Cooperative localization using range-based measurements is critical for multi-robot systems operating in GPS-denied and unstructured environments. However, traditional cooperative approaches require sharing explicit spatial coordinates across the network, presenting a severe security vulnerability in privacy-sensitive missions. While recent literature has explored privacy-preserving alternatives, these methods typically rely on accuracy-degrading noise injection or computationally prohibitive cryptographic protocols. To overcome these limitations, we propose a novel, natively privacy-preserving Decentralized Cooperative Localization (DCL) framework based on convex optimization. Discarding probabilistic noise models, we assume strictly bounded measurement noise and formulate the localization problem via Semi-Definite Programming (SDP) to compute a Maximum-Volume Inscribed Ellipsoid (MVE). Our approach introduces novel intersection-plane constraints derived from landmark measurements to significantly tighten individual spatial bounds.

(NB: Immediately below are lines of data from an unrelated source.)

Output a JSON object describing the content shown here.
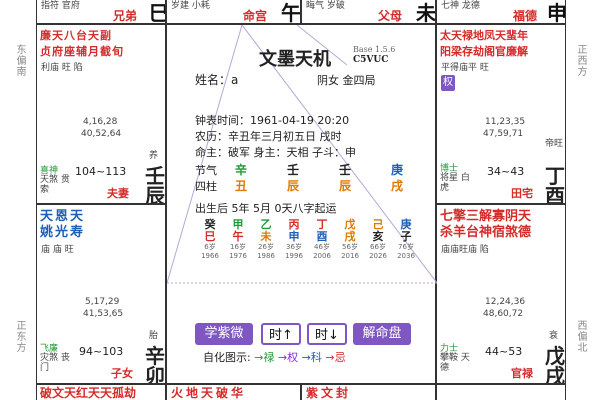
{
  "outer": {
    "left_top": "东偏南",
    "left_bottom": "正东方",
    "right_top": "正西方",
    "right_bottom": "西偏北"
  },
  "top_strip": [
    {
      "stars": "指符 官府",
      "palace": "兄弟",
      "gz": "巳"
    },
    {
      "stars": "岁建 小耗",
      "palace": "命宫",
      "gz": "午"
    },
    {
      "stars": "晦气 岁破",
      "palace": "父母",
      "gz": "未"
    },
    {
      "stars": "七神 龙德",
      "palace": "福德",
      "gz": "申"
    }
  ],
  "cell_tl": {
    "stars_row1": "廉天八台天副",
    "stars_row2": "贞府座辅月截旬",
    "brightness": "利庙  旺  陷",
    "ages1": "4,16,28",
    "ages2": "40,52,64",
    "god": "喜神",
    "extras": "天煞 贯索",
    "range": "104~113",
    "palace": "夫妻",
    "gan": "壬",
    "zhi": "辰",
    "phase": "养"
  },
  "cell_tr": {
    "stars_row1": "太天禄地凤天蜚年",
    "stars_row2": "阳梁存劫阁官廉解",
    "brightness": "平得庙平  旺",
    "sihua": "权",
    "ages1": "11,23,35",
    "ages2": "47,59,71",
    "god": "博士",
    "extras": "将星 白虎",
    "range": "34~43",
    "palace": "田宅",
    "gan": "丁",
    "zhi": "酉",
    "phase": "帝旺"
  },
  "cell_ml": {
    "stars_row1": "天恩天",
    "stars_row2": "姚光寿",
    "brightness": "庙 庙 旺"
  },
  "cell_mr": {
    "stars_row1": "七擎三解寡阴天",
    "stars_row2": "杀羊台神宿煞德",
    "brightness": "庙庙旺庙 陷"
  },
  "cell_bl": {
    "ages1": "5,17,29",
    "ages2": "41,53,65",
    "god": "飞廉",
    "extras": "灾煞 丧门",
    "range": "94~103",
    "palace": "子女",
    "gan": "辛",
    "zhi": "卯",
    "phase": "胎"
  },
  "cell_br": {
    "ages1": "12,24,36",
    "ages2": "48,60,72",
    "god": "力士",
    "extras": "攀鞍 天德",
    "range": "44~53",
    "palace": "官禄",
    "gan": "戊",
    "zhi": "戌",
    "phase": "衰"
  },
  "bottom_strip": [
    {
      "stars": "破文天红天天孤劫"
    },
    {
      "stars": "火地天破华"
    },
    {
      "stars": "紫文封"
    }
  ],
  "center": {
    "title": "文墨天机",
    "version": "Base 1.5.6",
    "sub": "C5VUC",
    "name_label": "姓名：a",
    "gender": "阴女 金四局",
    "clock": "钟表时间：1961-04-19 20:20",
    "lunar": "农历：辛丑年三月初五日 戌时",
    "master": "命主：破军 身主：天相 子斗：申",
    "jieqi_label": "节气",
    "sizhu_label": "四柱",
    "pillars_top": [
      "辛",
      "壬",
      "壬",
      "庚"
    ],
    "pillars_bot": [
      "丑",
      "辰",
      "辰",
      "戌"
    ],
    "qiyun": "出生后 5年 5月 0天八字起运",
    "dayun_gan": [
      "癸",
      "甲",
      "乙",
      "丙",
      "丁",
      "戊",
      "己",
      "庚"
    ],
    "dayun_zhi": [
      "巳",
      "午",
      "未",
      "申",
      "酉",
      "戌",
      "亥",
      "子"
    ],
    "dayun_age": [
      "6岁",
      "16岁",
      "26岁",
      "36岁",
      "46岁",
      "56岁",
      "66岁",
      "76岁"
    ],
    "dayun_year": [
      "1966",
      "1976",
      "1986",
      "1996",
      "2006",
      "2016",
      "2026",
      "2036"
    ],
    "buttons": {
      "learn": "学紫微",
      "time_up": "时↑",
      "time_down": "时↓",
      "interpret": "解命盘"
    },
    "legend_label": "自化图示:",
    "legend": [
      "→禄",
      "→权",
      "→科",
      "→忌"
    ]
  },
  "colors": {
    "purple": "#7e57c2",
    "red": "#d62b2b",
    "blue": "#1f5fb8",
    "green": "#1e9a3a",
    "orange": "#e07a00"
  }
}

To incorporate inter-robot range measurements securely, we uniquely decompose coupling constraints into localized Linear Matrix Inequalities (LMIs). Agents achieve fleet-wide spatial consensus by iteratively exchanging only abstract dual variables, completely avoiding the transmission of explicit primal position estimates. Extensive 3D Monte Carlo simulations demonstrate that our DCL framework outperforms existing SDP-based localization method in accuracy, while guaranteeing operational privacy and maintaining highly scalable, parallelizable computation.